Like an ethnographer, Méheut pays the same attention to detail when it comes to translating the popular Breton society of his time, in the work of the fields as in that of the sea but also in festive moments such as pardons. or the markets.

The Mathurin Méheut who, for more than four years, will testify by drawing the Great War as close as possible to men from the trenches where he fights, is also mentioned in Pont-Aven.

-Decoration of “Normandy”-

In Lamballe, where he was born to a carpenter father and an innkeeper mother, the new museum, located within the national stud farm, offers a permanent tour and a temporary exhibition this year on the theme of “Paquebots, at the crossroads decorative arts”.

Because between 1923 and 1950, “MM”, as he signs his works, creates decorations and illustrations for the two major French shipping companies of the time: the Messageries Maritimes and the Compagnie Générale Transatlantique. For the prestigious “Normandy”, he notably signed four panels, intended for the dining room, on the theme of the forest in winter.

Unfortunately, most of his works on board have disappeared with the ships and only photos, sketches or studies remain, regrets the museum’s communication officer, Fanny Caullery.

The old museum, in a magnificent 15th century half-timbered house, had become too cramped. The new space more than quadruples its area, with nearly 400 m2.

“Over the years, the collections have been enriched (…) Here, we can allow ourselves works that we could not present before, for example, because they were too big”, says Ms. Caullery.

You can thus admire the La Mer tapestry (5.95 m by 3.50 m), produced by the Manufacture des Gobelins, following an order placed in 1939 to Méheut with, as an imposed subject, an “allegory of marine life”. Opposite the tapestry, the life-size cardboard drawn by the artist.

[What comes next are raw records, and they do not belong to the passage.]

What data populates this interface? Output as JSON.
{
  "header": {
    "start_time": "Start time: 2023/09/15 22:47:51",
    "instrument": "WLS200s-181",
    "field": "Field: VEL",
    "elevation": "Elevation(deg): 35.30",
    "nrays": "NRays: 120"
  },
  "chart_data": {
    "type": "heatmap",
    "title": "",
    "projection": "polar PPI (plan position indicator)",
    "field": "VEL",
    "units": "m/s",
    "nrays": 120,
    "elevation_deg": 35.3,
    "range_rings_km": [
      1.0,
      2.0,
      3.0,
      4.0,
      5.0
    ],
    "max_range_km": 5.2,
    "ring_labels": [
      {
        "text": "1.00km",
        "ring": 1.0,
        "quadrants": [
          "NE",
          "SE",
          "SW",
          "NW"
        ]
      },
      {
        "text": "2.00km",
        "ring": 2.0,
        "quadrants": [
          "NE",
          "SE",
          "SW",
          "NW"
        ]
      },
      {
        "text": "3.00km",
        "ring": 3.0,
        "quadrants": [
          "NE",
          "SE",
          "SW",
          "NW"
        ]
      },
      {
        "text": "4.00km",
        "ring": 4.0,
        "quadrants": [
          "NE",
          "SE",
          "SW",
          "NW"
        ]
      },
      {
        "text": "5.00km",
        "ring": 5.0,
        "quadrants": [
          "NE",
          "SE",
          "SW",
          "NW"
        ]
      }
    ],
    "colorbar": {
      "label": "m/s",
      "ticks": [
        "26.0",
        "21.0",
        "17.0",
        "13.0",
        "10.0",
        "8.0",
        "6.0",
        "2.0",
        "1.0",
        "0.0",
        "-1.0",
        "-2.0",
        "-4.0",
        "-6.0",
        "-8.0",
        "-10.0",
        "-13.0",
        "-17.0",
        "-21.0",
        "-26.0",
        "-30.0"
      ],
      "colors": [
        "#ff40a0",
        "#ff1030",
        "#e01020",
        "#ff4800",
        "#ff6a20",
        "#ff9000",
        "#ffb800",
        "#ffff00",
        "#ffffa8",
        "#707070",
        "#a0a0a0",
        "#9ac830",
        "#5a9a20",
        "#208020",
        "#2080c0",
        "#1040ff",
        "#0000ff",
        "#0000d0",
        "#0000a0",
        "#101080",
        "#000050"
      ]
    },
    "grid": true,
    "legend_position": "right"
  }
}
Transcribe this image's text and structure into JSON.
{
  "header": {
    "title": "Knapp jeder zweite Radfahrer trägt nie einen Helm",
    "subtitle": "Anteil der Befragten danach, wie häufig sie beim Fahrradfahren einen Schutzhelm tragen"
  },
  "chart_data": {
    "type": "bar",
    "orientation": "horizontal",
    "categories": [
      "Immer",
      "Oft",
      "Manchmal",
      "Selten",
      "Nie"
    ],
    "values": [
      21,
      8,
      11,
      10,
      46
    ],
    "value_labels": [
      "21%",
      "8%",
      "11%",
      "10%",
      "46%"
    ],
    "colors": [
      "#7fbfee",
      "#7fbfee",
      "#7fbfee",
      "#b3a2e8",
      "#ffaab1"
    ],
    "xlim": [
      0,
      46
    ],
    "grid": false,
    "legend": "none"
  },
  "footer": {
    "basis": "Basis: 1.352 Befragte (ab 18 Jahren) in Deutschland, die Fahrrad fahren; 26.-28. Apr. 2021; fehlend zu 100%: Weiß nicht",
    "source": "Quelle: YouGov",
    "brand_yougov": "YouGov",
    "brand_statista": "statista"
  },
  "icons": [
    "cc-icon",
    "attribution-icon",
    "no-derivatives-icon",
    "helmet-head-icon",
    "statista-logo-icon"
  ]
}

There are also rare editions, such as this “Regarde” from 1929, illustrated by the painter and accompanied by a text by Colette, to encourage children to discover seaweed and seaside animals.

Often assigned to Brittany, Méheut also painted elsewhere, always with the same incisive line, whether it was Japan from where he returned during the mobilization for the First World War, Provence where he will have a house built, or even from his imagination, like these “Women pagures” born of a hermit crab.

Extremely prolific, Mathurin Méheut was appointed painter to the Navy in 1921, a mark of recognition highly prized by the artistic world. Very attached to the maritime world, he will however not fulfill any mission for the Navy and will not board any of its ships.